To the People

The powers not delegated to the United States by the Constitution, nor prohibited by it to the States, are reserved to the States respectively, or TO THE PEOPLE.

Thursday, June 01, 2006

Why Can't Money Be Made Out of Something from My State?

1.4 cents. That's what it costs the government to produce each penny - 40% more than the coin's face value. This fact is boosting Congressman Jim Kolbe's (R-AZ) campaign to eliminate the coin, and he plans on introducing legislation this summer to do it. I certainly wouldn't miss the penny, although I do enjoy playing the penny slots and getting free drinks out of it. I guess I could join the high rollers club and move up a nickel. But, what I really could do without is big business feasting at the federal trough.
Principal defenders of the penny in Congress are another pair of retiring Republicans, Senate Majority Leader Bill Frist and Rep.

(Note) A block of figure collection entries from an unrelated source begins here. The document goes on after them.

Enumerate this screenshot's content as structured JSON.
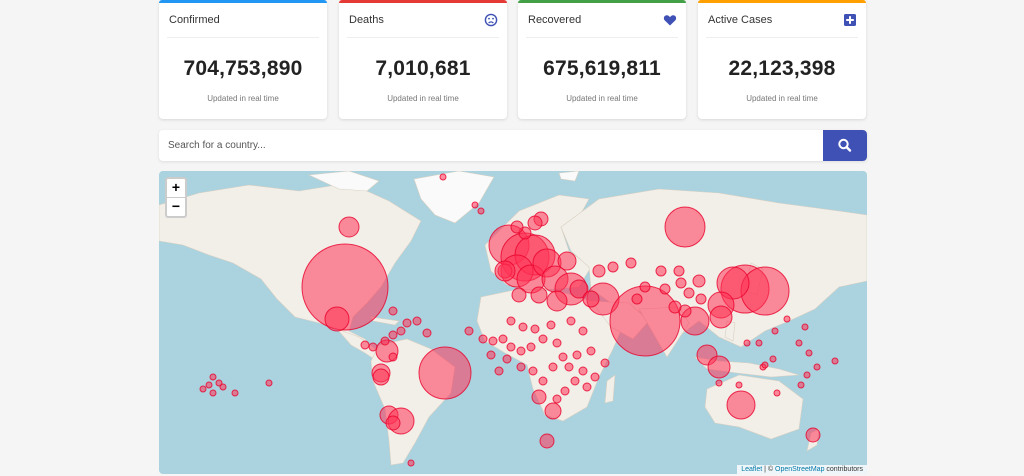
{
  "cards": [
    {
      "title": "Confirmed",
      "value": "704,753,890",
      "note": "Updated in real time",
      "accent": "#2196f3",
      "icon": "none"
    },
    {
      "title": "Deaths",
      "value": "7,010,681",
      "note": "Updated in real time",
      "accent": "#e53935",
      "icon": "sad-face-icon"
    },
    {
      "title": "Recovered",
      "value": "675,619,811",
      "note": "Updated in real time",
      "accent": "#43a047",
      "icon": "heart-icon"
    },
    {
      "title": "Active Cases",
      "value": "22,123,398",
      "note": "Updated in real time",
      "accent": "#ffa000",
      "icon": "plus-square-icon"
    }
  ],
  "search": {
    "placeholder": "Search for a country...",
    "button_icon": "search-icon",
    "button_color": "#3f51b5"
  },
  "map": {
    "zoom_in": "+",
    "zoom_out": "−",
    "attribution": {
      "leaflet": "Leaflet",
      "separator": " | © ",
      "osm": "OpenStreetMap",
      "suffix": " contributors"
    },
    "colors": {
      "water": "#aad3df",
      "land": "#f2efe9",
      "ice": "#ffffff",
      "circle": "#ff3355"
    }
  }
}
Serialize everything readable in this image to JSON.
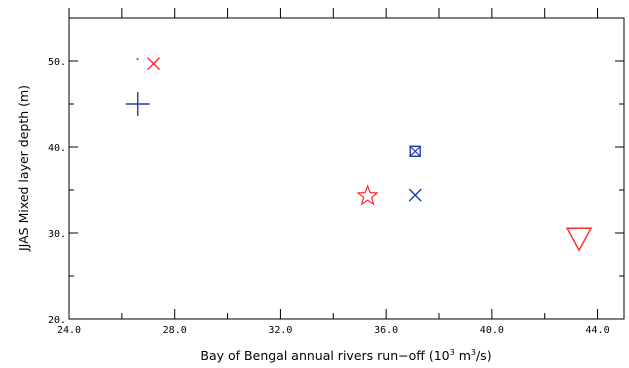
{
  "chart_data": {
    "type": "scatter",
    "xlabel": {
      "prefix": "Bay of Bengal annual rivers run−off (10",
      "exp1": "3",
      "mid": " m",
      "exp2": "3",
      "suffix": "/s)"
    },
    "ylabel": "JJAS Mixed layer depth (m)",
    "xlim": [
      24.0,
      45.0
    ],
    "ylim": [
      20.0,
      55.0
    ],
    "x_ticks": [
      "24.0",
      "28.0",
      "32.0",
      "36.0",
      "40.0",
      "44.0"
    ],
    "x_tick_values": [
      24,
      28,
      32,
      36,
      40,
      44
    ],
    "x_minor_values": [
      26,
      30,
      34,
      38,
      42
    ],
    "y_ticks": [
      "20.",
      "30.",
      "40.",
      "50."
    ],
    "y_tick_values": [
      20,
      30,
      40,
      50
    ],
    "y_minor_values": [
      25,
      35,
      45
    ],
    "points": [
      {
        "x": 26.6,
        "y": 50.2,
        "marker": "dot",
        "color": "#333333"
      },
      {
        "x": 27.2,
        "y": 49.7,
        "marker": "x",
        "color": "#ff2a2a"
      },
      {
        "x": 26.6,
        "y": 45.0,
        "marker": "plus",
        "color": "#1f3fa8"
      },
      {
        "x": 37.1,
        "y": 39.5,
        "marker": "boxed-x",
        "color": "#1f3fa8"
      },
      {
        "x": 35.3,
        "y": 34.3,
        "marker": "star",
        "color": "#ff2a2a"
      },
      {
        "x": 37.1,
        "y": 34.4,
        "marker": "x",
        "color": "#1f3fa8"
      },
      {
        "x": 43.3,
        "y": 29.4,
        "marker": "triangle-down",
        "color": "#ff2a2a"
      }
    ],
    "grid": false,
    "legend": "none"
  }
}
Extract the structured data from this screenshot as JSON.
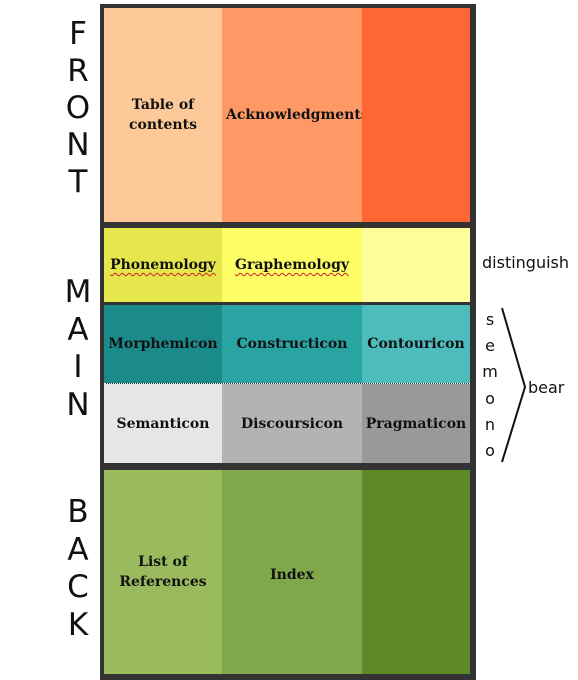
{
  "sections": {
    "front": {
      "label": [
        "F",
        "R",
        "O",
        "N",
        "T"
      ]
    },
    "main": {
      "label": [
        "M",
        "A",
        "I",
        "N"
      ]
    },
    "back": {
      "label": [
        "B",
        "A",
        "C",
        "K"
      ]
    }
  },
  "cells": {
    "table_of_contents": "Table of contents",
    "acknowledgments": "Acknowledgments",
    "phonemology": "Phonemology",
    "graphemology": "Graphemology",
    "morphemicon": "Morphemicon",
    "constructicon": "Constructicon",
    "contouricon": "Contouricon",
    "semanticon": "Semanticon",
    "discoursicon": "Discoursicon",
    "pragmaticon": "Pragmaticon",
    "list_of_references": "List of References",
    "index": "Index"
  },
  "annotations": {
    "distinguish": "distinguish",
    "semono": [
      "s",
      "e",
      "m",
      "o",
      "n",
      "o"
    ],
    "bear": "bear"
  },
  "colors": {
    "front": [
      "#fec999",
      "#fe9966",
      "#fe6633"
    ],
    "phon_row": [
      "#e6e64d",
      "#fdfd66",
      "#fdfd99"
    ],
    "morph_row": [
      "#1a8a8a",
      "#2aa3a3",
      "#4cbcbc"
    ],
    "sem_row": [
      "#e6e6e6",
      "#b3b3b3",
      "#999999"
    ],
    "back": [
      "#99bb5e",
      "#7ea84a",
      "#5f8a2a"
    ]
  }
}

Bill Jenkins , who represent significant zinc mining interests in northeastern Tennessee, where the "“blanks" for every penny are produced. (Though conventional wisdom is that a penny is made of copper, it's actually 97.5 percent zinc.) And critics of Kolbe's crusade say he's doing it mainly to help out copper miners, who get more of the metal from Arizona than anywhere else in the country - and have donated $38,500 to his past four campaigns. The metal composition of the nickel - the coin that would rush into the numismatic void created by the penny's demise - is now 75 percent copper.
Via CQ Weekly (subscription required).